Unless, of course, we implement multiplication in software:
static uint TesseralMultiply(uint z, uint w) { uint x = z & 0x55555555; uint y = w & 0x55555555; uint xres = 0; while (x != 0) { if ((x & 1) != 0) xres = (xres | 0xAAAAAAAA) + y; y <<= 2; x >>= 2; } x = z & 0xAAAAAAAA; y = w & 0xAAAAAAAA; uint yres = 0; while (x != 0) { if ((x & 2) != 0) yres = (yres | 0x55555555) + y; y <<= 2; x >>= 2; } return (xres & 0x55555555) | (yres & 0xAAAAAAAA); }But that doesn't achieve the goal of being faster than unpacking, doing math, and repacking. If anyone has a better idea, please let me know.
So ok, no tricks multiplication or division. But we're not done. As I hinted in my previous post, many bitwise tricks extend to tesseral arithmetic. For example, taking the absolute value of both parts of the coordinate simultaneously, using the same trick as in my previous post (working with the signbit). The basic principle is simple: replace all operations by their tesseral counterparts. Then look for simplifications and other improvements.
static uint TesseralAbs(uint z) { uint maskx = (uint)((int)z << 1 >> 31); uint masky = (uint)((int)z >> 31); // this is a simplified tesseral addition (followed by a xor) uint xabs = (z & 0x55555555) + maskx ^ maskx; uint yabs = (z & 0xAAAAAAAA) + masky ^ masky; return (xabs & 0x55555555) | (yabs & 0xAAAAAAAA); }The mask is known to be either all ones or all zeroes. It may seem at first as though that means we'd have to OR it with something to make the "in between" bits sum to one, but when the mask is zero there are no carries to pass on anyway. So the OR can be skipped.
But calculating absolute values of coordinates doesn't happen that often. So let's calculate an element-wise minimum, using the same basic principle as before, replace normal operators by tesseral operators. This time however, a substantial improvement over the non-tesseral version is possible.

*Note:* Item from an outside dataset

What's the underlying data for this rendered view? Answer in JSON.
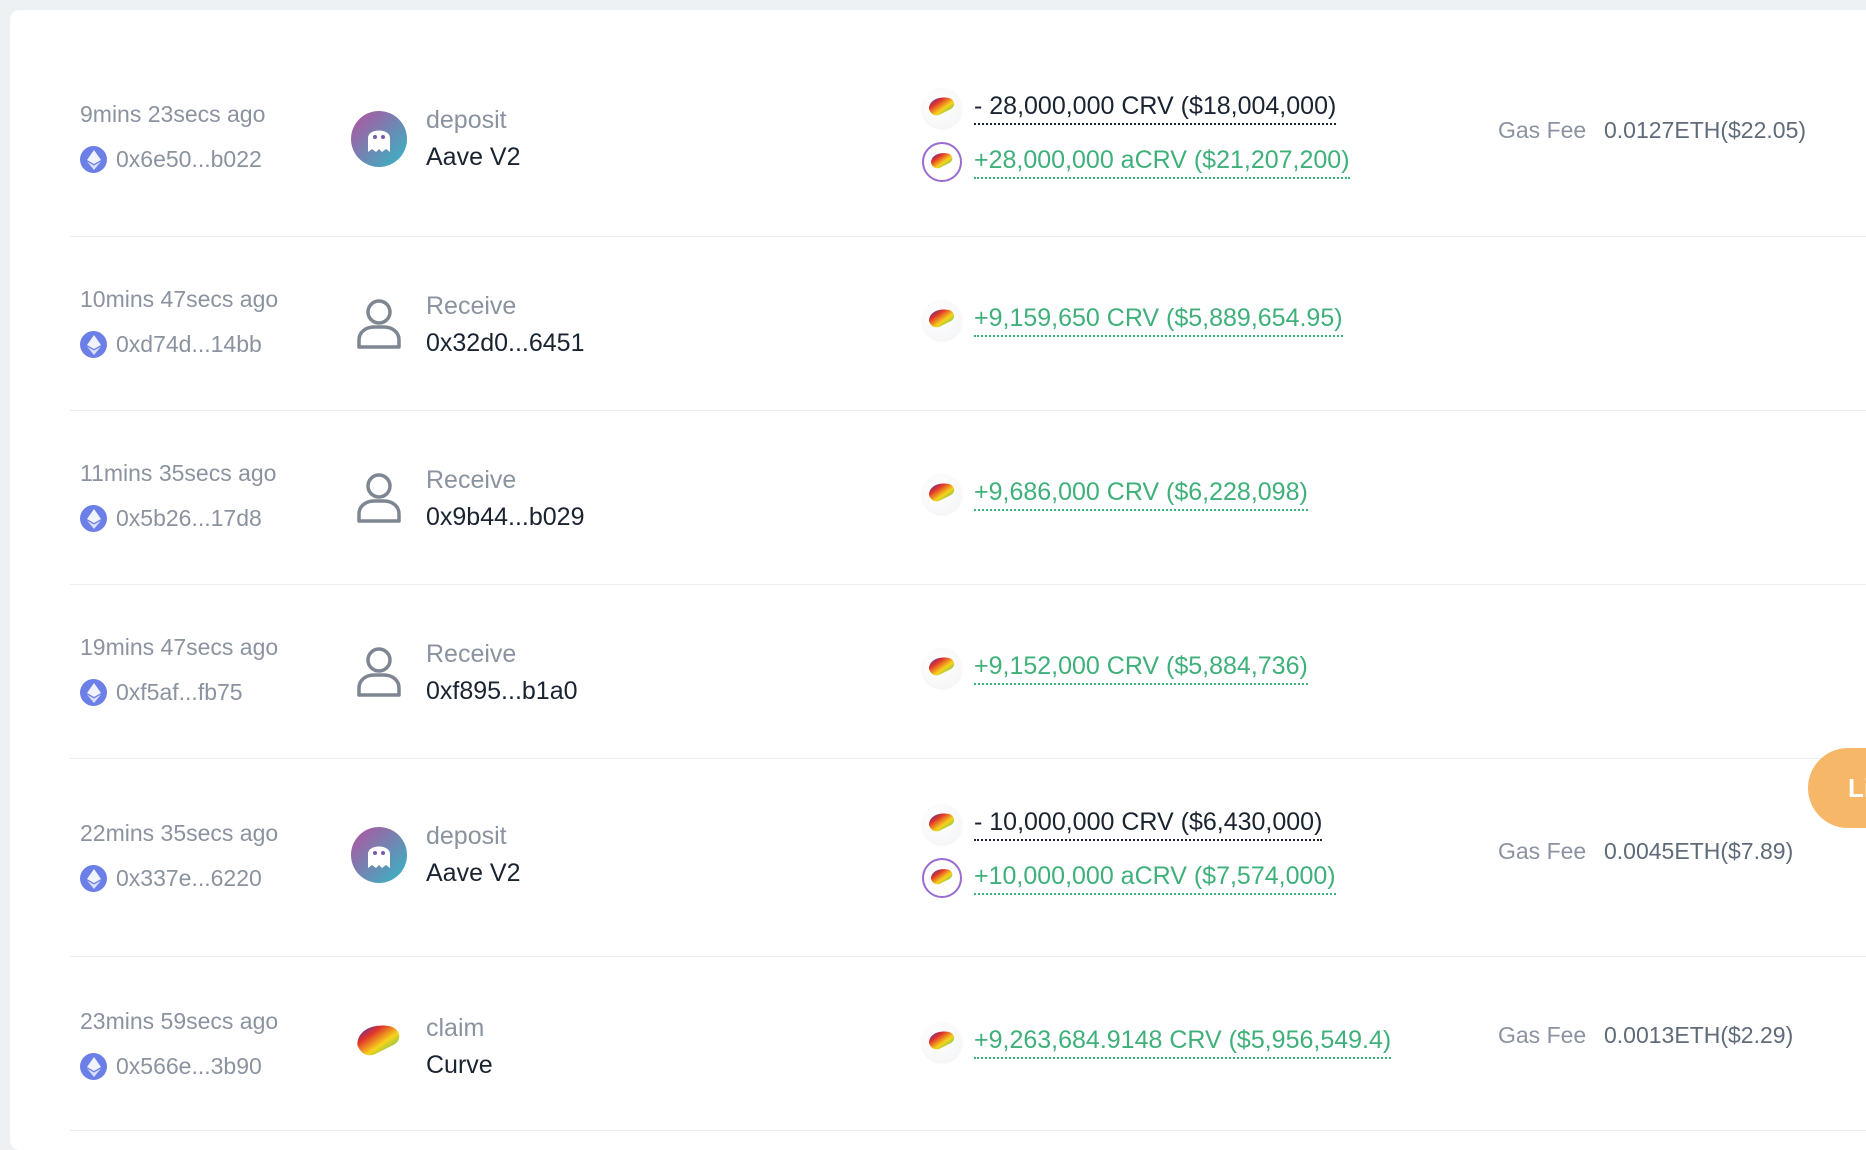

static uint TesseralMin(uint z, uint w) { // these are tesseral subtractions, of course uint xdiff = (z & 0x55555555) - (w & 0x55555555); uint ydiff = (z >> 1 & 0x55555555) - (w >> 1 & 0x55555555); uint maskx = (uint)((int)xdiff >> 31); uint masky = (uint)((int)ydiff >> 31); uint xmin = (maskx & z) | (~maskx & w); uint ymin = (masky & z) | (~masky & w); return (xmin & 0x55555555) | (ymin & 0xAAAAAAAA); }And there's something very nice about how that worked out. In the normal
min
, there was a problem with overflow. That doesn't happen here, because for xdiff
there was an extra bit anyway, and for ydiff
that extra bit could easily be arranged by shifting right by 1. That makes the comparison unsigned, though, because the "extra bit" is zero, not a sign-extended bit.So that's it for this post. Many other bitwise tricks can be extended to tesseral math, using the same basic principle. And of course this all generalizes to higher dimensions as well.
In the next post, I'll have some more useful snippets for tesseral arithmetic.
There are some other references for this type of arithmetic or its generalizations, for example The Art of Computer Programming volume 4A which calls this "working with fragmented fields" and Morton-order Matrices Deserve Compilers’ Support which calls this the "algebra of dilated integers".
By the way I originally wrote this post thanks to (or maybe due to?) this article, which I found by searching how to do coordinate arithmetic in a quad tree with Morton order. That's where the title comes from. Unfortunately the article didn't really say how to actually do it, so I worked that out (though the algebra of dilated integers had been explored before, I did not know it went by that name) and posted it for the benefit of other people who perhaps traversed the same steps up to that point.